アラブ首長国連邦(UAE)は28日、アブダビの原発近くでドローンによる攻撃があり火災を引き起こしたと発表した。BBCによると、UAEはこの出来事について「危険なエスカレーション」と述べた。

ドローン攻撃の詳細

UAE国防省は、3機のドローンが「西部国境方向」からUAEに侵入したと明らかにした。そのうち2機は迎撃され、残りの1機がバラークーフ原発の外側の周囲にある発電機に衝突し、火災を引き起こした。地元当局は、けが人は出ておらず、放射線安全に影響はなかったと述べた。

UAE外務省は、この攻撃を「許容できない侵略行為」と批判し、平和的な核エネルギー施設への攻撃は国際法、国連憲章、人道法の原則に違反すると強調した。

国際的反応と背景

UAE国防省は、国際法に違反する攻撃を断固として対処すると表明した。ドローンの発射元については明かしていない。UAEは、2月に地域で戦争が始まって以来、イランがエネルギー・経済インフラへの攻撃を仕掛けていると非難している。

アブダビメディアオフィスは、火災が「電気発電機」で起きたと確認し、原発では予防措置を講じており、通常運転中であると明らかにした。国連の原子力機関(IAEA)は状況を密接に注視しており、そのジェネラル・ディレクターのラファエル・グロッシー氏は、この出来事について「深刻な懸念」を表明した。

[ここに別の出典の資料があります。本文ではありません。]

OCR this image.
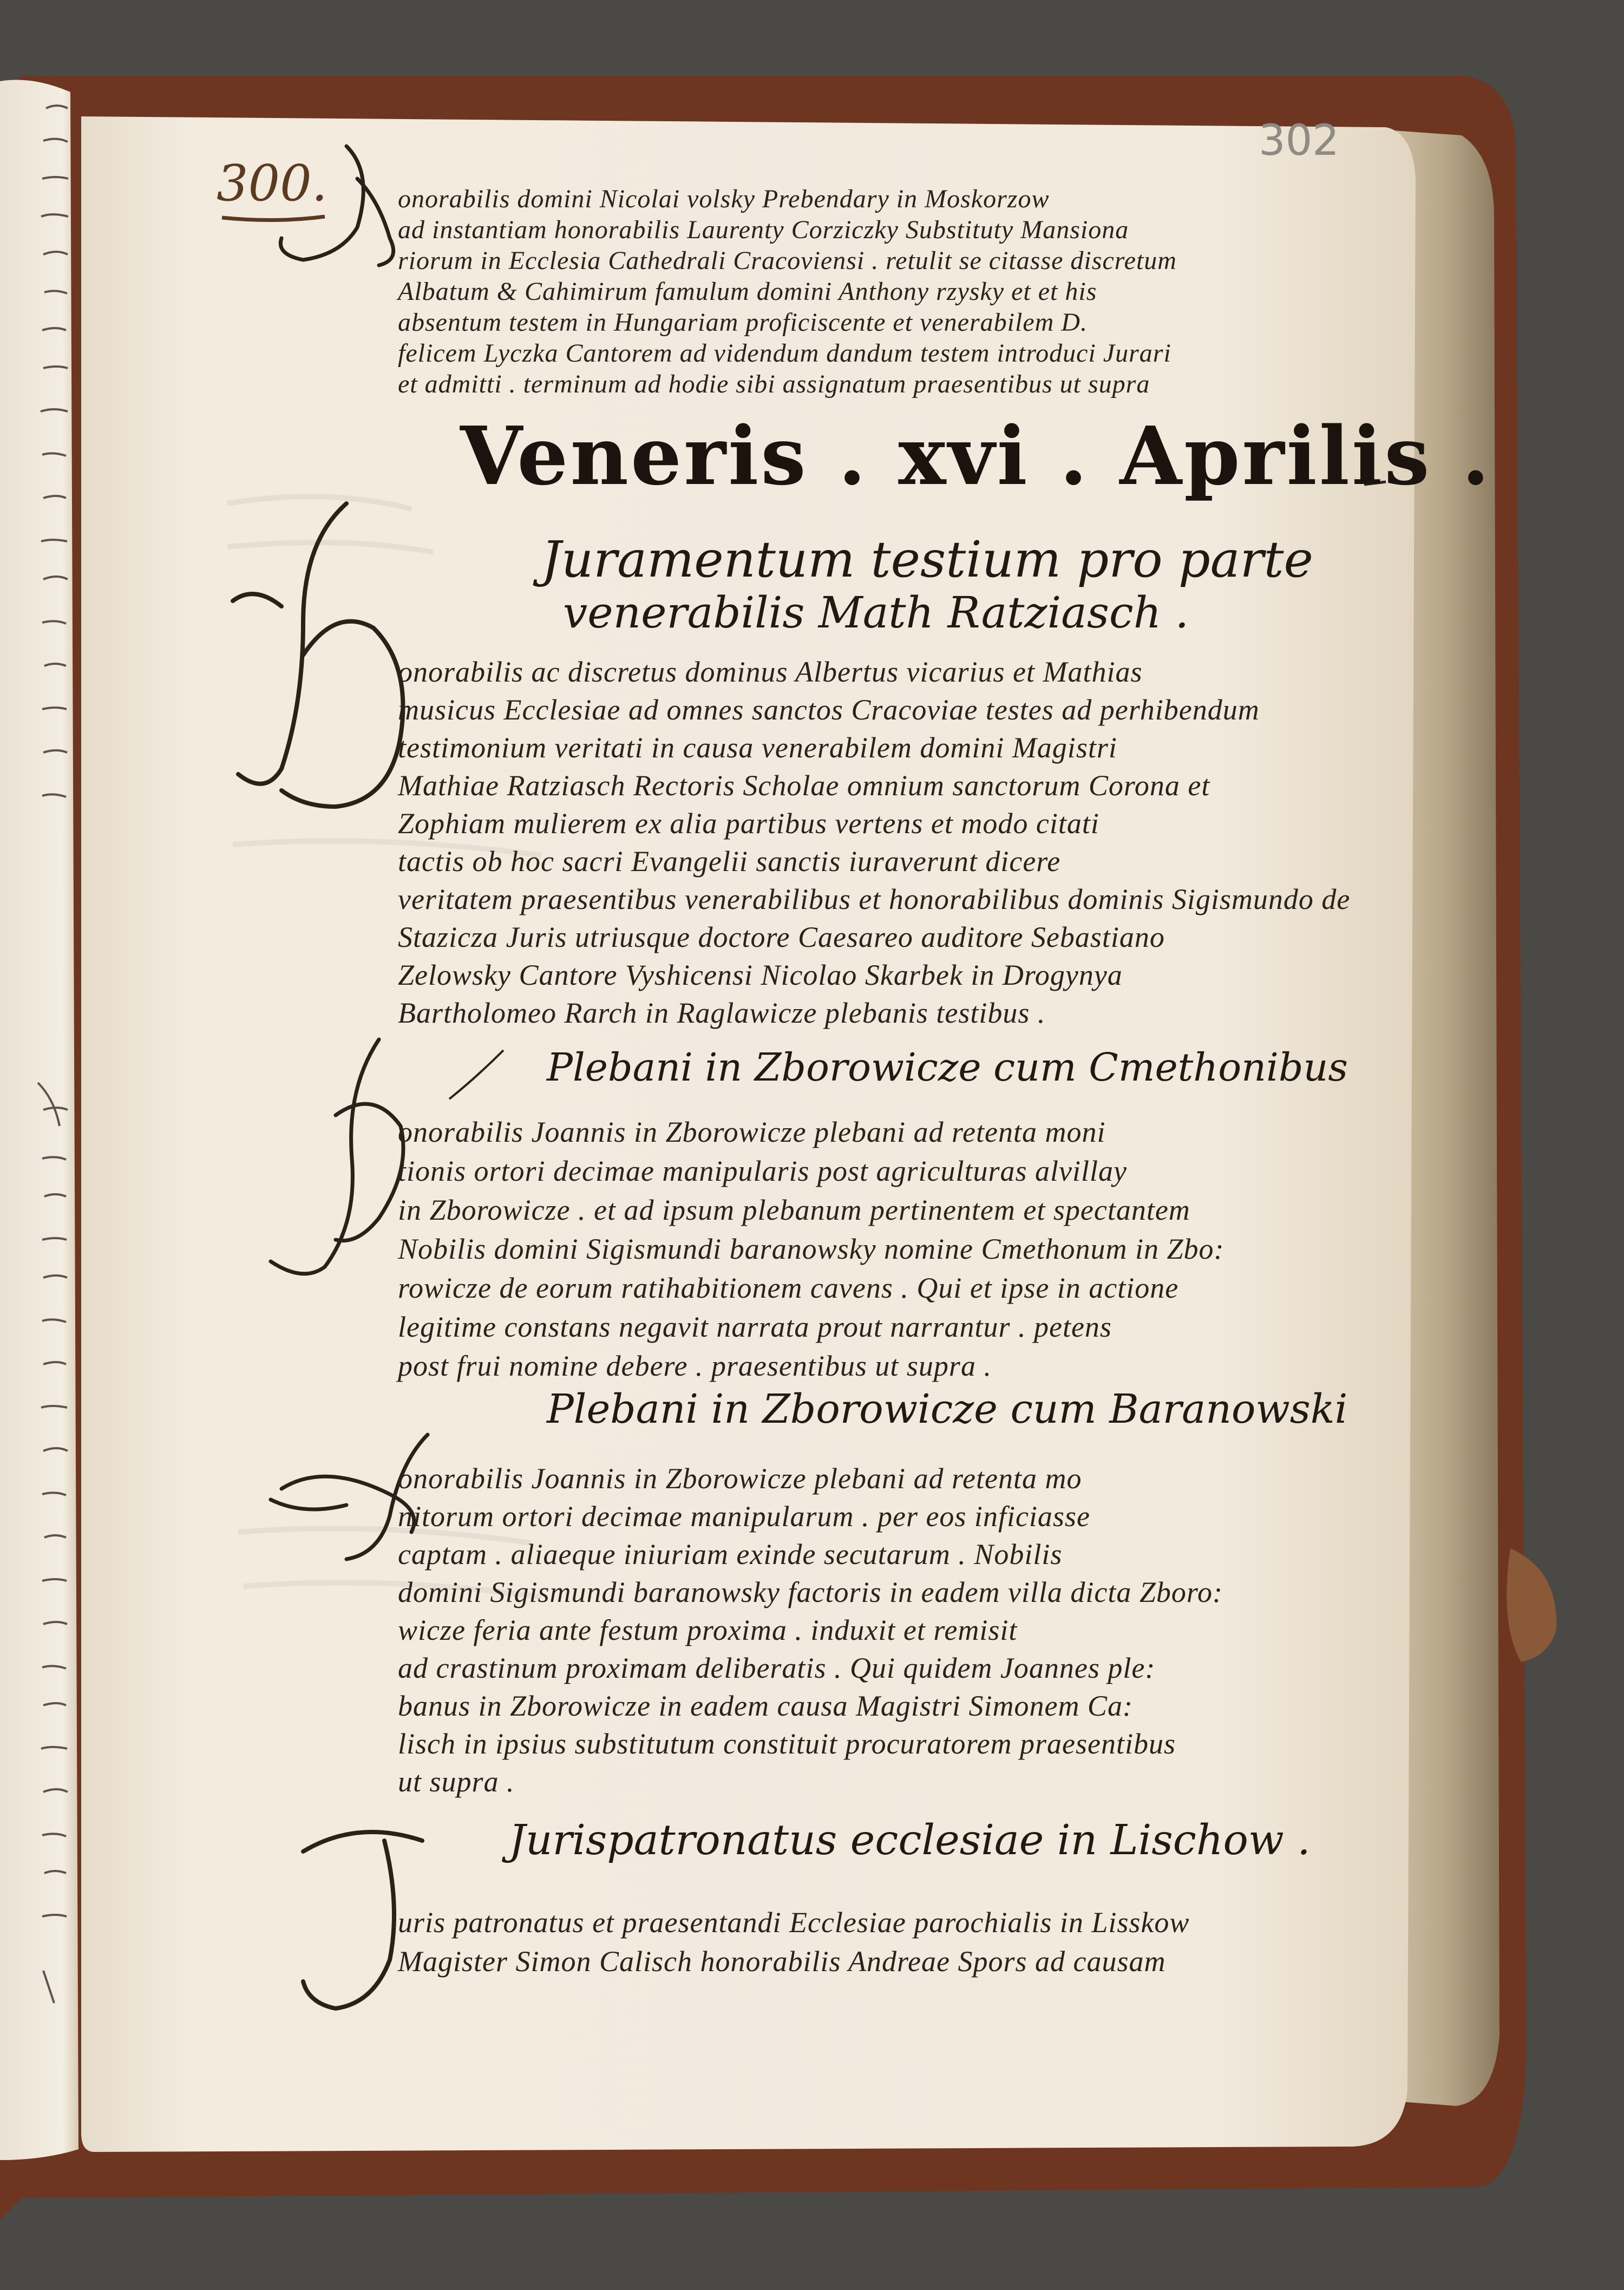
300.
302
Veneris . xvi . Aprilis .
onorabilis domini Nicolai volsky Prebendary in Moskorzow
ad instantiam honorabilis Laurenty Corziczky Substituty Mansiona
riorum in Ecclesia Cathedrali Cracoviensi . retulit se citasse discretum
Albatum & Cahimirum famulum domini Anthony rzysky et et his
absentum testem in Hungariam proficiscente et venerabilem D.
felicem Lyczka Cantorem ad videndum dandum testem introduci Jurari
et admitti . terminum ad hodie sibi assignatum praesentibus ut supra
Juramentum testium pro parte
venerabilis Math Ratziasch .
onorabilis ac discretus dominus Albertus vicarius et Mathias
musicus Ecclesiae ad omnes sanctos Cracoviae testes ad perhibendum
testimonium veritati in causa venerabilem domini Magistri
Mathiae Ratziasch Rectoris Scholae omnium sanctorum Corona et
Zophiam mulierem ex alia partibus vertens et modo citati
tactis ob hoc sacri Evangelii sanctis iuraverunt dicere
veritatem praesentibus venerabilibus et honorabilibus dominis Sigismundo de
Stazicza Juris utriusque doctore Caesareo auditore Sebastiano
Zelowsky Cantore Vyshicensi Nicolao Skarbek in Drogynya
Bartholomeo Rarch in Raglawicze plebanis testibus .
Plebani in Zborowicze cum Cmethonibus
onorabilis Joannis in Zborowicze plebani ad retenta moni
tionis ortori decimae manipularis post agriculturas alvillay
in Zborowicze . et ad ipsum plebanum pertinentem et spectantem
Nobilis domini Sigismundi baranowsky nomine Cmethonum in Zbo:
rowicze de eorum ratihabitionem cavens . Qui et ipse in actione
legitime constans negavit narrata prout narrantur . petens
post frui nomine debere . praesentibus ut supra .
Plebani in Zborowicze cum Baranowski
onorabilis Joannis in Zborowicze plebani ad retenta mo
nitorum ortori decimae manipularum . per eos inficiasse
captam . aliaeque iniuriam exinde secutarum . Nobilis
domini Sigismundi baranowsky factoris in eadem villa dicta Zboro:
wicze feria ante festum proxima . induxit et remisit
ad crastinum proximam deliberatis . Qui quidem Joannes ple:
banus in Zborowicze in eadem causa Magistri Simonem Ca:
lisch in ipsius substitutum constituit procuratorem praesentibus
ut supra .
Jurispatronatus ecclesiae in Lischow .
uris patronatus et praesentandi Ecclesiae parochialis in Lisskow
Magister Simon Calisch honorabilis Andreae Spors ad causam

グロッシー氏は、X(旧Twitter)でIAEAが発表した声明で、「核の安全を脅かす軍事行動は許容できない」と述べ、軍事的自制を求める必要性を強調した。テヘランは2月28日、米国とイスラエルの攻撃に対する報復として地域全体に攻撃を開始した。

地域全体の緊張

テヘランはその後、UAEを含む湾岸地域の米国同盟国が米国が攻撃を行うための拠点として使っていると非難している。一方で、UAEはイランが自ら攻撃を行ったという主張を否定している。米国とイランは4月に停戦合意に達したが、断続的な火の交換は続いており、戦争の終結には至っていない。

ドナルド・トランプ米大統領は29日、イランが戦争終結とホルムズ海峡の再開を求める要求を拒否した後、「大規模な生命維持装置」に支えられていると述べた。ホルムズ海峡は戦争が始まって以来、実質的に閉鎖されている重要な輸送ルートである。